Cox-o-t-Estate 19.04.2002 Dresden, Gorbitzer Kapelle von rls Die livehaftige Begutachtung
dieser Formation hatte mir der Gorbitzer Kirchenmusiker Reinhard John nachdrücklich
empfohlen, und in der Nachbetrachtung stellte sich sein Rat als weise heraus.
Irgendwie paßte der Veranstaltungsort auch perfekt zur Band: Auf
den ersten Blick etwas sperrig (die Band) bzw. unnahbar (der klotzartige,
offenbar gründerzeitliche, beengte und von alten Bäumen umstandene
Bau der Gorbitzer Kapelle, dessen zur Uthmannstraße gewandte Rückseite
mich etwas an die der Loschwitzer Kapelle erinnerte) wirkend, offenbarte
sich beim genaueren Begutachten ein liebenswürdiger Kern in der melodischen
Gestaltung (die Band) bzw. im fast kubischen gemütlichen Kirchenraum.

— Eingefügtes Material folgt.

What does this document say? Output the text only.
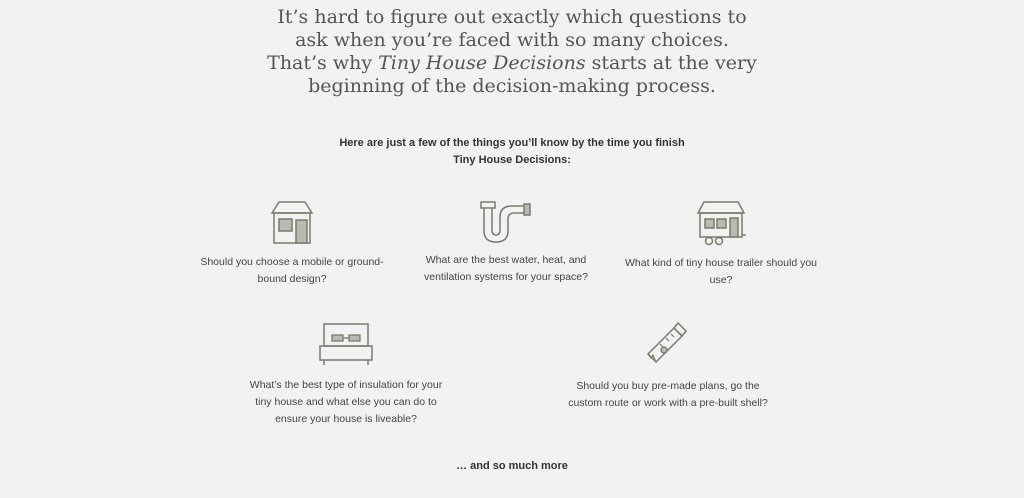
It’s hard to figure out exactly which questions to
ask when you’re faced with so many choices.
That’s why Tiny House Decisions starts at the very
beginning of the decision-making process.
Here are just a few of the things you’ll know by the time you finish Tiny House Decisions:

Should you choose a mobile or ground-bound design?

What are the best water, heat, and ventilation systems for your space?

What kind of tiny house trailer should you use?

What’s the best type of insulation for your tiny house and what else you can do to ensure your house is liveable?

Should you buy pre-made plans, go the custom route or work with a pre-built shell?

… and so much more
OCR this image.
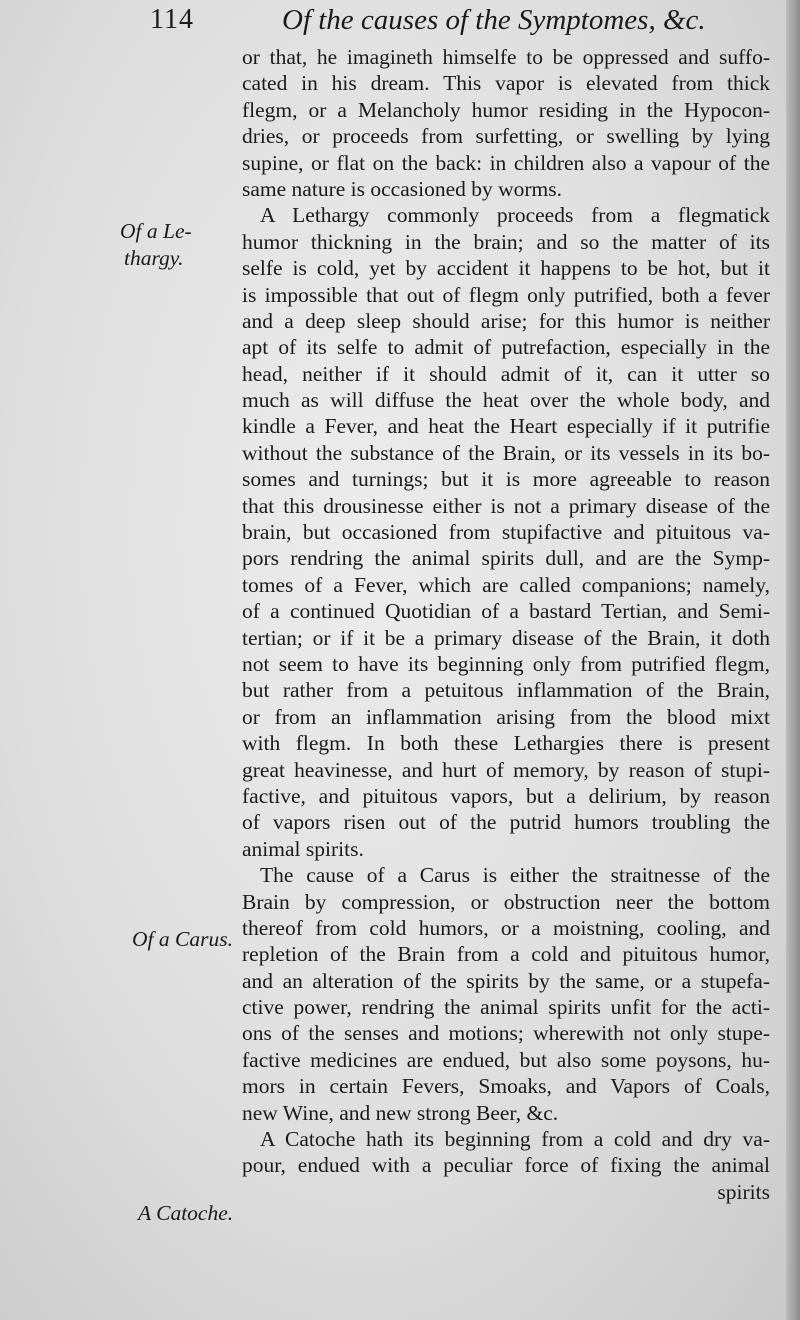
114	Of the causes of the Symptomes, &c.
Of a Le-
thargy.
Of a Carus.
A Catoche.
or that, he imagineth himselfe to be oppressed and suffo-
cated in his dream. This vapor is elevated from thick
flegm, or a Melancholy humor residing in the Hypocon-
dries, or proceeds from surfetting, or swelling by lying
supine, or flat on the back: in children also a vapour of the
same nature is occasioned by worms.
A Lethargy commonly proceeds from a flegmatick
humor thickning in the brain; and so the matter of its
selfe is cold, yet by accident it happens to be hot, but it
is impossible that out of flegm only putrified, both a fever
and a deep sleep should arise; for this humor is neither
apt of its selfe to admit of putrefaction, especially in the
head, neither if it should admit of it, can it utter so
much as will diffuse the heat over the whole body, and
kindle a Fever, and heat the Heart especially if it putrifie
without the substance of the Brain, or its vessels in its bo-
somes and turnings; but it is more agreeable to reason
that this drousinesse either is not a primary disease of the
brain, but occasioned from stupifactive and pituitous va-
pors rendring the animal spirits dull, and are the Symp-
tomes of a Fever, which are called companions; namely,
of a continued Quotidian of a bastard Tertian, and Semi-
tertian; or if it be a primary disease of the Brain, it doth
not seem to have its beginning only from putrified flegm,
but rather from a petuitous inflammation of the Brain,
or from an inflammation arising from the blood mixt
with flegm. In both these Lethargies there is present
great heavinesse, and hurt of memory, by reason of stupi-
factive, and pituitous vapors, but a delirium, by reason
of vapors risen out of the putrid humors troubling the
animal spirits.
The cause of a Carus is either the straitnesse of the
Brain by compression, or obstruction neer the bottom
thereof from cold humors, or a moistning, cooling, and
repletion of the Brain from a cold and pituitous humor,
and an alteration of the spirits by the same, or a stupefa-
ctive power, rendring the animal spirits unfit for the acti-
ons of the senses and motions; wherewith not only stupe-
factive medicines are endued, but also some poysons, hu-
mors in certain Fevers, Smoaks, and Vapors of Coals,
new Wine, and new strong Beer, &c.
A Catoche hath its beginning from a cold and dry va-
pour, endued with a peculiar force of fixing the animal
spirits
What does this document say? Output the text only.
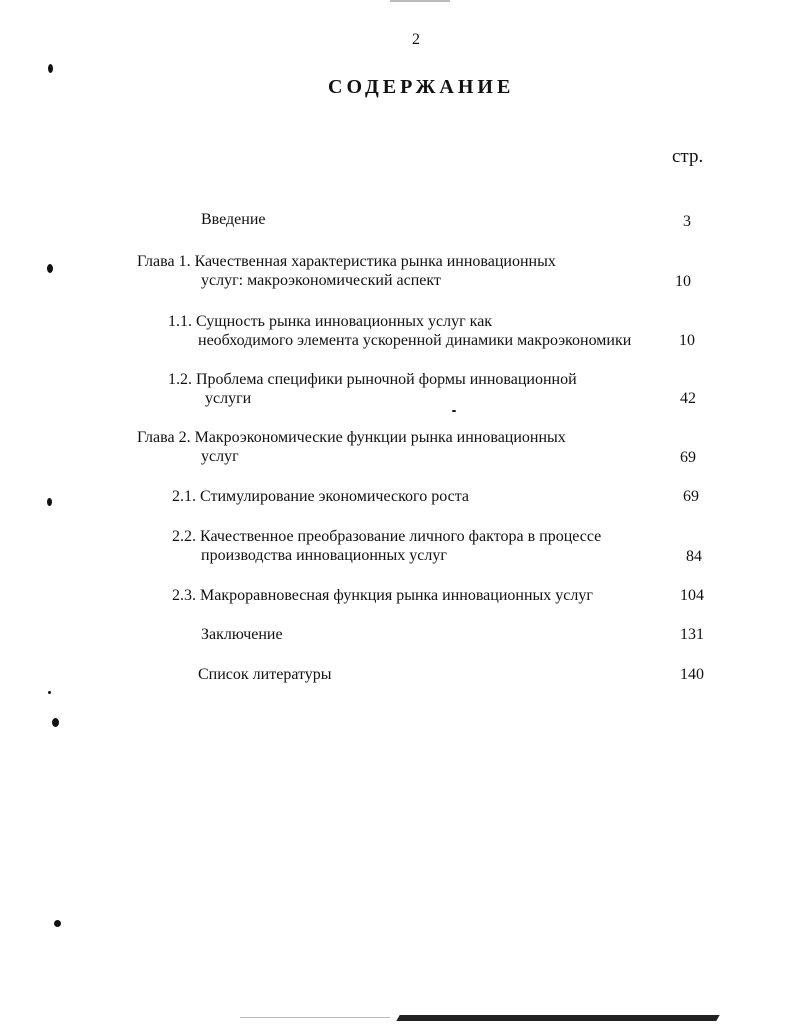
2
СОДЕРЖАНИЕ
стр.
Введение	3
Глава 1. Качественная характеристика рынка инновационных
услуг: макроэкономический аспект	10
1.1. Сущность рынка инновационных услуг как
необходимого элемента ускоренной динамики макроэкономики	10
1.2. Проблема специфики рыночной формы инновационной
услуги	42
Глава 2. Макроэкономические функции рынка инновационных
услуг	69
2.1. Стимулирование экономического роста	69
2.2. Качественное преобразование личного фактора в процессе
производства инновационных услуг	84
2.3. Макроравновесная функция рынка инновационных услуг	104
Заключение	131
Список литературы	140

Hatte ich mich unterwegs extra beeilt, stellte sich wieder mal heraus,
daß das alte Klischee, Rockkonzerte müßten stets verspätet
beginnen, auch hier zutraf, und bis zum Beginn wurde man noch mit abwechslungsreichen
Retortenklängen zwischen "The Final Countdown", Bad Religion (!) und
irgendwelchen Rhythm & Blues-Liveaufnahmen, die mindestens 50 Jahre
in einem feuchten Keller gelegen haben müssen, unterhalten. Letztlich
waren ca. 60 Leute anwesend, und diese bekamen einen genausoviele Minuten
dauernden Gig von Cox-o-t-Estate vorgesetzt. War ich mir nach den ersten
beiden Songs "Band On The Wall" und "In My Rockery" noch sicher, hier Dresdens
Antwort auf Morning Before vor mir
zu haben, verwässerte dieses Bild im Verlaufe der weiteren 10 Tracks
zunehmend. Phasenweise gebärdeten sich Cox-o-t-Estate genauso kryptisch
und sperrig, wie ihre Bandnamenwahl schon suggeriert (was auch immer der
Name zu bedeuten hat), andererseits hatten sie aber auch eingängige
Refrains gebunkert und blieben stilistisch auch nicht im puren Indierock
stecken, sondern holten auch mal einen kurzen Hardcoreknüppel aus
dem Sack oder verfielen in leise, balladeske Töne. Die fünf Bandmitglieder
fielen größtenteils durch beherztes Engagement auf, lediglich
die Keyboarderin und zweite Sängerin wirkte irgendwie etwas verloren,
und man frage mich nicht, wozu sie ihren linken Arm überhaupt brauchte
- jedenfalls nicht zum Keyboardspielen. Auch ihre Gesangsparts ließen
mitunter melodische Treffsicherheit vermissen. Dafür riß ihre
Kollegin am Hauptmikro aber die Kastanien aus dem Feuer, einesteils mit
einer erstklassigen Gesangsleistung kreuz und quer durch alle Lagen, zweitens
mit einem ans Wahnsinnige grenzenden Bewegungsdrang (das gipfelte dann
schon mal darin, daß sie sich während eines langen instrumentalen
Intros quer durch den Altarraum wälzte) und drittens mit einer an
Schizophrenie grenzenden Diskrepanz zwischen diesem furienhaften Benehmen
und den fast schüchtern ins Mikro gehauchten Ansagen. Diese nebenbei
auch noch gutaussehende Frau ist definitiv der Haupttrumpf von Cox-o-t-Estate
- ein weiterer hört auf den Namen "No-One Cares" und stellt so eine
Art Mini-Hit der Combo dar, der, wäre er von den Guano Apes, längst
millionenfach in deutschen Haushalten stände. Was für ein losmarschierender
Refrain (im Kontrast zur zurückhaltenderen Strophe)! Einige Anwesende
schienen den Track zu kennen und begannen mit mehr oder weniger intensiven
Tanzbemühungen, und auch ansonsten stießen Cox-o-t-Estate auf
eine positive Resonanz beim Publikum. Dafür, daß ich mich nun
gerade auf die Empore verzogen hatte, wo es dem Sound etwas an Höhen
mangelte, kann die Band ja nichts. Nur warum der Fünfer aus Prinzip
keine Zugaben gibt, versteh' ich nicht so ganz. Aber egal: Diese junge
Band agierte mit professionellem Anspruch, und sie müßte im
Prinzip nur von einer fähigen Plattenfirma entdeckt werden, um diverse
Schritte nach oben klettern zu können. Ich wünsche es den drei
Dresdnern und zwei Dresdnerinnen auf jeden Fall.